Merck to help make Johnson & Johnson's COVID-19 vaccine: White House official

Reuters

Published Mar 02, 2021 10:29AM ET

Updated Mar 02, 2021 03:20PM ET

By Michael Erman and Nandita Bose

Merck & Co Inc will help make rival Johnson & Johnson (NYSE:JNJ)'s single-shot COVID-19 vaccine in a partnership set to be announced on Tuesday by U.S. President Joe Biden, White House press secretary Jen Psaki said.

J&J's vaccine production has been slower than promised, and the Biden administration pushed the deal to try to improve output.

"As soon as we learned about the fact that Johnson and Johnson was behind in the manufacturing steps and efforts, we took steps to ensure we can expedite that and partner them with one of the world's biggest manufacturers," Psaki told a White House briefing.

Psaki said the U.S. government will invoke the Defense Production Act in order to equip Merck's plants to be able to produce the J&J vaccine.

She said Biden should provide more detail later on Tuesday.

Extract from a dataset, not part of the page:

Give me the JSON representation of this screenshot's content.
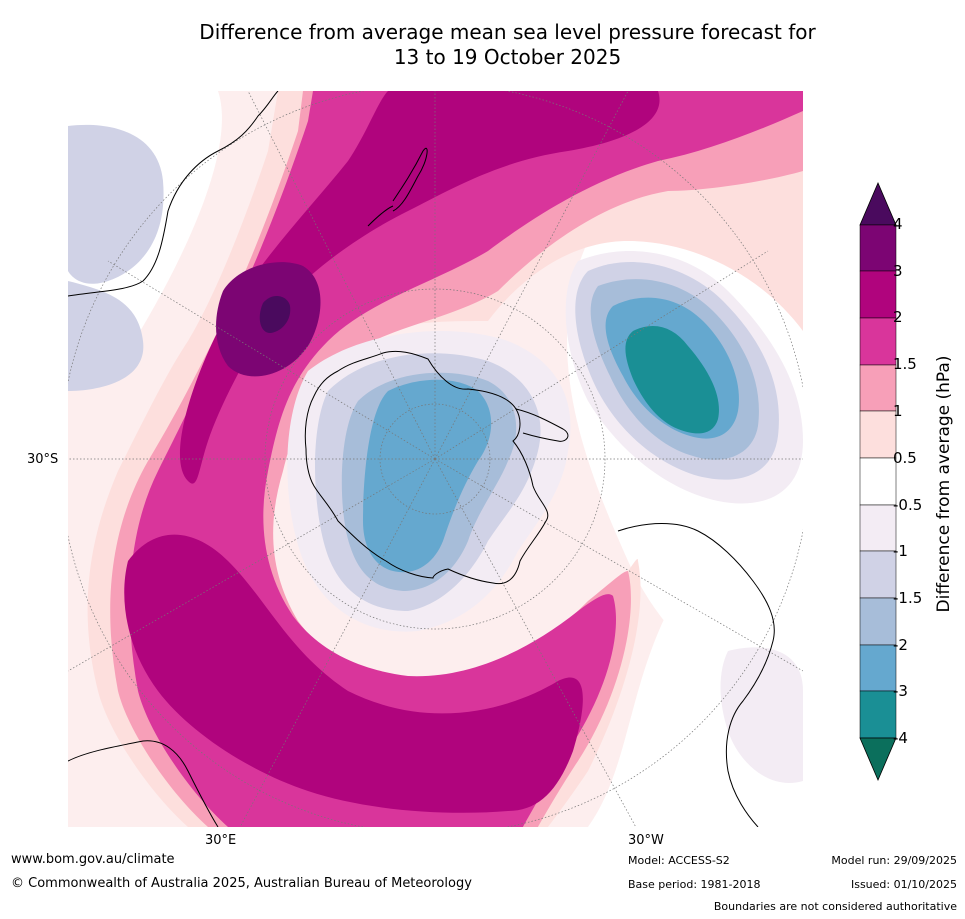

He is scheduled to speak on COVID-19 at 4:15 p.m. (2115 GMT)

More doses sooner could speed the U.S. vaccination effort considerably, because as a one-dose vaccine it is possible to inoculate twice as many people with the same number of shots. The other two U.S.-approved vaccines - from Pfizer Inc (NYSE:PFE) and BioNTech and Moderna (NASDAQ:MRNA) Inc - require two doses.

Under its contract, J&J was supposed to deliver 12 million doses by the end of February, but had less than 4 million ready to ship when the vaccine was authorized on Saturday.

It expects to be able to deliver another 16 million doses by the end of the month - still well short of its previous commitments - but will not ship any next week. The company has said it will be able to provide the full 100 million doses it has agreed to supply by its original midyear deadline.

The next shipments are waiting on regulatory approval of new manufacturing operations run by its partner, contract drugmaker Catalent (NYSE:CTLT) Inc, J&J Chief Scientific Officer Paul Stoffels said in an interview on Monday.

J&J did not immediately respond to a request for comment on the Merck arrangement.

Merck's collaboration with J&J comes after Merck scrapped development of its own COVID-19 vaccine candidates in January, Merck last month said it was working on a deal to open up its manufacturing capacity to other vaccine makers.

The partnership is the latest example of large drugmakers working together to help produce COVID-19 vaccines to meet the global demand.